Program RIKUB sendiri menjadi salah satu skema riset unggulan yang mendorong kolaborasi lintas perguruan tinggi, lembaga penelitian, dan mitra strategis. Fokusnya ada pada riset berdampak yang mampu memberi kontribusi langsung bagi kebutuhan masyarakat dan penguatan daya saing nasional.
Selain pengumuman tersebut, KemendikSaintek juga mengadakan Sosialisasi Program Riset 2026 pada Kamis, 4 Desember 2025, mulai pukul 08.00 WIB hingga selesai. Kegiatan ini membahas dua agenda utama, yakni:
1. Program Hilirisasi Riset Prioritas – Pengujian Model dan Prototipe Tahun 2026
2. Program Hilirisasi Riset Strategis Skema Pengujian Produk Tahun 2026
Kegiatan ini menjadi ruang penting bagi para peneliti untuk memahami arah kebijakan riset nasional serta strategi penyusunan proposal yang sesuai standar penilaian.
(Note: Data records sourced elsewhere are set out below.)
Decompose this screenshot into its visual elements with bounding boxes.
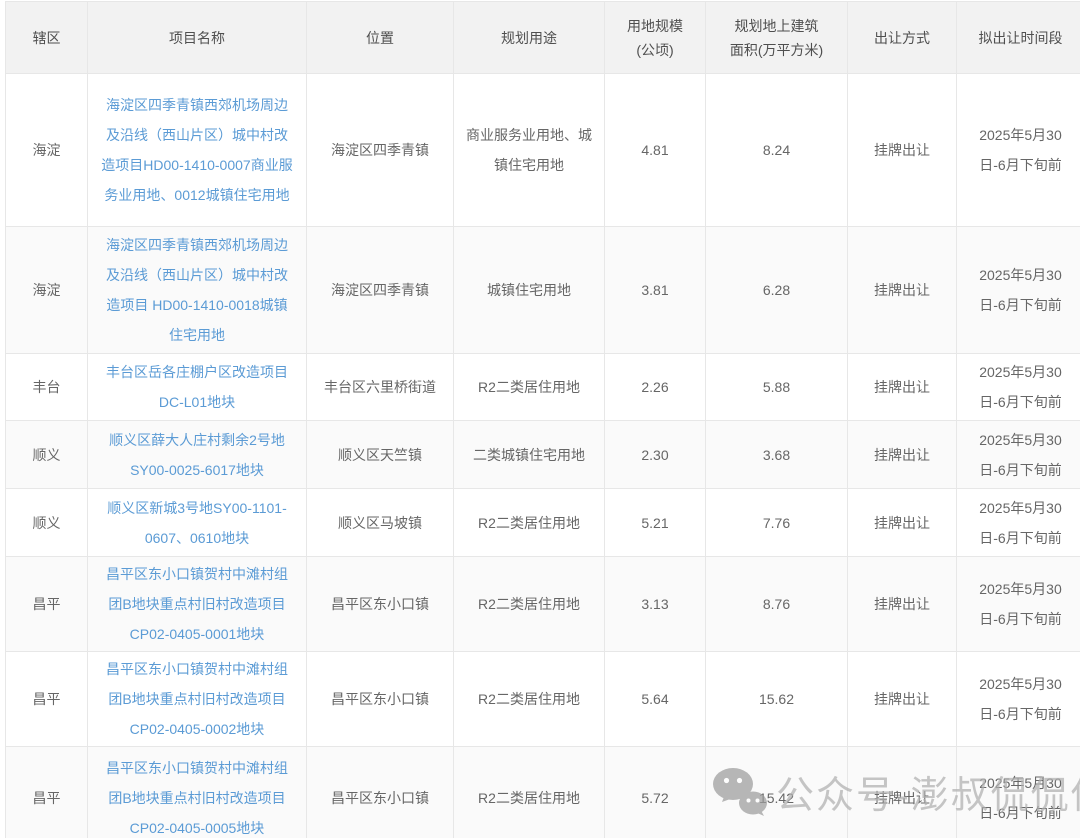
cell-location: 海淀区四季青镇 [307, 74, 454, 227]
header-cell-use: 规划用途 [454, 2, 605, 74]
cell-project[interactable]: 海淀区四季青镇西郊机场周边及沿线（西山片区）城中村改造项目 HD00-1410-… [88, 227, 307, 354]
land-supply-table-container: 辖区项目名称位置规划用途用地规模 (公顷)规划地上建筑 面积(万平方米)出让方式… [5, 1, 1080, 838]
cell-method: 挂牌出让 [848, 747, 957, 838]
land-supply-table: 辖区项目名称位置规划用途用地规模 (公顷)规划地上建筑 面积(万平方米)出让方式… [5, 1, 1080, 838]
cell-period: 2025年5月30日-6月下旬前 [957, 227, 1080, 354]
cell-period: 2025年5月30日-6月下旬前 [957, 74, 1080, 227]
cell-district: 昌平 [6, 747, 88, 838]
table-body: 海淀海淀区四季青镇西郊机场周边及沿线（西山片区）城中村改造项目HD00-1410… [6, 74, 1080, 838]
table-row: 丰台丰台区岳各庄棚户区改造项目DC-L01地块丰台区六里桥街道R2二类居住用地2… [6, 354, 1080, 421]
table-row: 昌平昌平区东小口镇贺村中滩村组团B地块重点村旧村改造项目CP02-0405-00… [6, 557, 1080, 652]
cell-period: 2025年5月30日-6月下旬前 [957, 489, 1080, 557]
table-header: 辖区项目名称位置规划用途用地规模 (公顷)规划地上建筑 面积(万平方米)出让方式… [6, 2, 1080, 74]
table-row: 顺义顺义区薛大人庄村剩余2号地SY00-0025-6017地块顺义区天竺镇二类城… [6, 421, 1080, 489]
header-cell-location: 位置 [307, 2, 454, 74]
cell-project[interactable]: 昌平区东小口镇贺村中滩村组团B地块重点村旧村改造项目CP02-0405-0001… [88, 557, 307, 652]
cell-use: R2二类居住用地 [454, 747, 605, 838]
cell-period: 2025年5月30日-6月下旬前 [957, 354, 1080, 421]
cell-district: 海淀 [6, 74, 88, 227]
cell-method: 挂牌出让 [848, 489, 957, 557]
cell-use: R2二类居住用地 [454, 489, 605, 557]
table-row: 海淀海淀区四季青镇西郊机场周边及沿线（西山片区）城中村改造项目 HD00-141… [6, 227, 1080, 354]
header-cell-period: 拟出让时间段 [957, 2, 1080, 74]
cell-period: 2025年5月30日-6月下旬前 [957, 652, 1080, 747]
cell-area: 3.13 [605, 557, 706, 652]
cell-location: 昌平区东小口镇 [307, 557, 454, 652]
header-cell-area: 用地规模 (公顷) [605, 2, 706, 74]
cell-project[interactable]: 海淀区四季青镇西郊机场周边及沿线（西山片区）城中村改造项目HD00-1410-0… [88, 74, 307, 227]
cell-area: 2.26 [605, 354, 706, 421]
cell-area: 5.72 [605, 747, 706, 838]
cell-area: 3.81 [605, 227, 706, 354]
cell-use: R2二类居住用地 [454, 652, 605, 747]
cell-district: 昌平 [6, 557, 88, 652]
cell-method: 挂牌出让 [848, 652, 957, 747]
cell-district: 顺义 [6, 489, 88, 557]
cell-gfa: 15.42 [706, 747, 848, 838]
cell-use: R2二类居住用地 [454, 557, 605, 652]
cell-project[interactable]: 昌平区东小口镇贺村中滩村组团B地块重点村旧村改造项目CP02-0405-0005… [88, 747, 307, 838]
cell-area: 5.64 [605, 652, 706, 747]
cell-district: 顺义 [6, 421, 88, 489]
header-cell-project: 项目名称 [88, 2, 307, 74]
cell-project[interactable]: 顺义区薛大人庄村剩余2号地SY00-0025-6017地块 [88, 421, 307, 489]
cell-period: 2025年5月30日-6月下旬前 [957, 747, 1080, 838]
header-cell-district: 辖区 [6, 2, 88, 74]
cell-method: 挂牌出让 [848, 74, 957, 227]
table-row: 海淀海淀区四季青镇西郊机场周边及沿线（西山片区）城中村改造项目HD00-1410… [6, 74, 1080, 227]
cell-period: 2025年5月30日-6月下旬前 [957, 557, 1080, 652]
cell-area: 5.21 [605, 489, 706, 557]
table-row: 昌平昌平区东小口镇贺村中滩村组团B地块重点村旧村改造项目CP02-0405-00… [6, 652, 1080, 747]
cell-gfa: 15.62 [706, 652, 848, 747]
cell-location: 顺义区马坡镇 [307, 489, 454, 557]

Dengan adanya perpanjangan dan sosialisasi ini, diharapkan semakin banyak peneliti dan dosen yang dapat berpartisipasi serta menghasilkan proposal riset berkualitas. Kampus-kampus, termasuk UNESA Kampus 5, didorong untuk memanfaatkan kesempatan ini sebagai bagian dari penguatan budaya riset dan kontribusi pada pengembangan ilmu pengetahuan di Indonesia.